Sandra war weit davon entfernt, sich überflüssig zu fühlen, dachte aber manchmal, dass der Hotelbetrieb auch ohne sie wie am Schnürchen lief.
»Sei doch froh«, hatte ihre Freundin Ann-Kathrin gesagt, nachdem Sandra angedeutet hatte, dass ihr manchmal langweilig war. »Du hast dir Freizeit mehr als verdient, und du hast einen wundervollen Mann an deiner Seite, mit dem du jeden Augenblick genießen solltest.« Sie hatte geseufzt. »Ich wünschte, Alan hätte etwas weniger zu tun und könnte mehr zu Hause sein. Wenn Demi drei Jahre alt ist und in die Vorschule gehen kann, werde ich wieder als Lehrerin arbeiten.«
Sandras Freundin, die Frau des erfolgreichsten Anwalts in Cornwall, war zwar leidenschaftlich gern Mutter, aber ebenso wie Sandra nicht der Typ, der die Hände untätig in den Schoß legte.

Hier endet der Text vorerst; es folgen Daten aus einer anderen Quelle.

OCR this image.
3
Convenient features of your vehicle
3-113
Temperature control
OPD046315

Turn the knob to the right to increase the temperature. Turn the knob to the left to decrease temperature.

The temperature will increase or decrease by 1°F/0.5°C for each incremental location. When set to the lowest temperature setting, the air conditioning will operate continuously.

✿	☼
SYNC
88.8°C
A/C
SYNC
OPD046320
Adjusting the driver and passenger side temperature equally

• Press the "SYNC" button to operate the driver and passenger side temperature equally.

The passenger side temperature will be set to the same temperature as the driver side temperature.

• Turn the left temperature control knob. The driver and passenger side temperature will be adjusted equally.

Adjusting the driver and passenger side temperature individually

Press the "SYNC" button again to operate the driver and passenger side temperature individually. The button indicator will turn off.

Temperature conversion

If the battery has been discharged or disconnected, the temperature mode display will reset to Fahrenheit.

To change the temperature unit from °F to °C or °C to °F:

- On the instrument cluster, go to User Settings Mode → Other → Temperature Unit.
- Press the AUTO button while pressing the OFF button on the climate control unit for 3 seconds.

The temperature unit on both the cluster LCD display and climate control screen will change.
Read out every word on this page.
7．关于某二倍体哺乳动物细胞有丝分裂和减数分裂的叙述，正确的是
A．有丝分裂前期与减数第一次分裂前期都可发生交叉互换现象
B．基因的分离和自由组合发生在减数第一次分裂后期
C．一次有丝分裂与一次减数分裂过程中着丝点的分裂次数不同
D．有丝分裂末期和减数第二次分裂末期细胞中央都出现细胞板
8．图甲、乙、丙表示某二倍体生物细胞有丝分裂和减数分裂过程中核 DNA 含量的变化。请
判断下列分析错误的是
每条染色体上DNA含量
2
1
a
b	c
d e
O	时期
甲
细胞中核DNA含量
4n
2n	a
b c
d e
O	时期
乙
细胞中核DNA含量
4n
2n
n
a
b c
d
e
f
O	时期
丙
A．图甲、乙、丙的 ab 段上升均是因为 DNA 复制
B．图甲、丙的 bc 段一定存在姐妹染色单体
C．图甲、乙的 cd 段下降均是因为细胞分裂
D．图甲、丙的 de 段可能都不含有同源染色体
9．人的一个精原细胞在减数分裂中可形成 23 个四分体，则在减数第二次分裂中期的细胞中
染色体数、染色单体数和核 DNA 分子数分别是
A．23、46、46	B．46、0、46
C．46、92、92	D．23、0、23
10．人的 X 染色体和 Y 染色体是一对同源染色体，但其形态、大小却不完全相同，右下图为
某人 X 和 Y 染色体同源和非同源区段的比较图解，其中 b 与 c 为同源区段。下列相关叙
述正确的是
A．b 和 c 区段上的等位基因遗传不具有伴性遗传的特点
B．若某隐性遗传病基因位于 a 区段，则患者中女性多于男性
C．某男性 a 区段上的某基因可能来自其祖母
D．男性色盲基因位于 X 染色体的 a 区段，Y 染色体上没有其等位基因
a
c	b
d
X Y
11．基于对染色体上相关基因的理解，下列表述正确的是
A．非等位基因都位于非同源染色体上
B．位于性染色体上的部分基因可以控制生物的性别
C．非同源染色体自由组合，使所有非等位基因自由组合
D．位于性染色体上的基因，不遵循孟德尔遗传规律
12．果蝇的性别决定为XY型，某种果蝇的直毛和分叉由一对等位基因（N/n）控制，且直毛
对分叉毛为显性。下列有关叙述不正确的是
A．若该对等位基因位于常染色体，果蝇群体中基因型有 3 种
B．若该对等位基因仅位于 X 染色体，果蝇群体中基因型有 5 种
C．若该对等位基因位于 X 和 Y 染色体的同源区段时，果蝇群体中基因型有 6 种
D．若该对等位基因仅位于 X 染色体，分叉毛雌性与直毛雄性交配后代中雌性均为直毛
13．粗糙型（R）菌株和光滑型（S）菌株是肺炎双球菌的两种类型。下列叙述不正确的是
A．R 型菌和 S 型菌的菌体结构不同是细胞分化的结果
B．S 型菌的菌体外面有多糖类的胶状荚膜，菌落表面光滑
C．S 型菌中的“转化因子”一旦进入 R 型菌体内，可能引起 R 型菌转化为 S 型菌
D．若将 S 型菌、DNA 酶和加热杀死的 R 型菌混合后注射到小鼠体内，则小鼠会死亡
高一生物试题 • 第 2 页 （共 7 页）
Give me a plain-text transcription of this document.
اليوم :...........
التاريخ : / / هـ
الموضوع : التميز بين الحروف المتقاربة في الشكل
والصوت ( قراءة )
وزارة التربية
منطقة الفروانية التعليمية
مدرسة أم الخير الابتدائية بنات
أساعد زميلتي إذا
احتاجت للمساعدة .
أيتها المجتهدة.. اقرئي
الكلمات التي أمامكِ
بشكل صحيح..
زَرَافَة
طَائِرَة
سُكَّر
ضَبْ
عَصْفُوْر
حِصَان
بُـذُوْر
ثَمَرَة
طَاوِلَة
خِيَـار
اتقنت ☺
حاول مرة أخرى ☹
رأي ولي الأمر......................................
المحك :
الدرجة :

Dies alles führte dazu, dass Sandra den Gedanken an Creeda Pengelly und die angebliche Bedrohung ihres Lebens nicht aus dem Kopf bekam. Sie konnte sich ja mal diskret in Looe nach ihr erkundigen, dort war die Long-Rock-Farm bestimmt bekannt. Sie glaubte nicht, dass Creedas Leben ernsthaft in Gefahr war, vielleicht fand sie aber einen Weg, um der Farmerin die Angst zu nehmen.